Art in its traditional sense, devoted to ideals of beauty, is so much larger than life itself, giving all the uncertainty that surrounds us a sense of grandeur and permanence. Fragments on the other hand levitate; they entail the possibility of being a part of something that was once whole, a starting point perhaps of an incomplete creation. With all that is unfinished, temporary and commonplace, including even the trash we are confronted with day to day, it is this fragment that creates a dynamic of perception. Hence it is not surprising that artists have experimented with elements of trash or worked with poor materials, combining them into assemblages, fashioning works of Pop and sublimating these into a Merzian heaven.
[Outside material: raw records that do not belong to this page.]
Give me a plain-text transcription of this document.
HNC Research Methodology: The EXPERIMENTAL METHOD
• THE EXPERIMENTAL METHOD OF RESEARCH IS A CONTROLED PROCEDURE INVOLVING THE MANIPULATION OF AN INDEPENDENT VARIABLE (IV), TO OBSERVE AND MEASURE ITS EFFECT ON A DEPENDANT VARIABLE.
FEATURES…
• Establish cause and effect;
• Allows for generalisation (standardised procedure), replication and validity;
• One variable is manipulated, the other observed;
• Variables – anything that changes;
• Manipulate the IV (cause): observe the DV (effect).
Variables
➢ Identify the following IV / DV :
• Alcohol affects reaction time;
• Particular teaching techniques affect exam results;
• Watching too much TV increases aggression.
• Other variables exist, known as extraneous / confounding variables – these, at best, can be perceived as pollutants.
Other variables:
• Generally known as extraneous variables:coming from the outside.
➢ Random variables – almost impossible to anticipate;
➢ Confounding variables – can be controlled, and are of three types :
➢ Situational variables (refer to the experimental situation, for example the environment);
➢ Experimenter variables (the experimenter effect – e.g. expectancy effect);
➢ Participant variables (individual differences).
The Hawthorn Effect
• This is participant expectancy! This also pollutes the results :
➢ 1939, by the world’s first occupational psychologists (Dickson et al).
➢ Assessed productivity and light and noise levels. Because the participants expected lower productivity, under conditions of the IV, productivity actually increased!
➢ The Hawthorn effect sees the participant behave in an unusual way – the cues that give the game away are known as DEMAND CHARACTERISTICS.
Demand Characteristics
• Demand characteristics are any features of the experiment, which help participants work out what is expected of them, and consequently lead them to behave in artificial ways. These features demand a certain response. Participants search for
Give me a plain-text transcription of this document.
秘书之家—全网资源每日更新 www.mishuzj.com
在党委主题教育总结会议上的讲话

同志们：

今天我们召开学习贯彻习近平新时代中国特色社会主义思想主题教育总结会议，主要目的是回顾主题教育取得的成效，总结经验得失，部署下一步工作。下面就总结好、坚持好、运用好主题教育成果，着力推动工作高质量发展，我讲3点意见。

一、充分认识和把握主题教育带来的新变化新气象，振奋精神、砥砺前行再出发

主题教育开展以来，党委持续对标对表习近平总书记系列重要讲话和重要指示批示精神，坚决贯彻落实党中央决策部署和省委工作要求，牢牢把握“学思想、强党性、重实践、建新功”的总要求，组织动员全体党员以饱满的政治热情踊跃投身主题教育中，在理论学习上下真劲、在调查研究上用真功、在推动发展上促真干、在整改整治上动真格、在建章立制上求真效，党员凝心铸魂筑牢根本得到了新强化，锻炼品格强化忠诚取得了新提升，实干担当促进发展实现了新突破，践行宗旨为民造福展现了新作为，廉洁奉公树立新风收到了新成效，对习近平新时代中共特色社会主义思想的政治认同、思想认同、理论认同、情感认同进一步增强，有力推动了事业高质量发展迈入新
Cristian Andersen (*1974, Denmark) continues this tradition, yet not exclusively. His sculptures come into being through an accumulation of steps, the first of which is a putting together of various “objets trouvés.” Figuratively narrative elements, such as a tennis ball, dice perhaps, or a popcorn even, are fused with constructively abstract – post-minimal – industrial materials, such as rigid Sagex foam or expanded materials that have been taken apart into approximate pieces and at times even bear the marks of previous use. Spatially pegging the room and determining its plasticity, Andersen fits together these parts and elements: front, back, up, down. In a next step he creates silicon negatives of these sculptures. Complex scaffolds of sorts encase these moulds that are then filled with a partially pigmented, highly dense and self-curing industrial ceramic. The “copies” that emerge from this process become the new originals, which play an intriguing game of mimicry with the porcelain-like ceramics, deceivingly acting the part of the original foam. Only when touching them do we realise the immense weight and compactness of these casts; tapping these brings forth an almost metallic sound. As a result, actual fragments have been transformed into blocks of complex surfaces. The pastiche of the original sculpture enters a new material existence, the casting of which encapsulates decay, destruction and loss, while the combined relics settle within the storage medium of ceramics.

The result, we might say, is a new whole. The added pigments abstract the artwork by blurring the lines between the various original elements. What we see is neither a collage nor a reconstruction. The artistic process converts the forgotten and lost, the banal and destroyed into a new order of material unity and identity that appears to have a life of its own. This too may be nothing but an illusion, but technically as well as conceptually illusions are highly complex and fragile.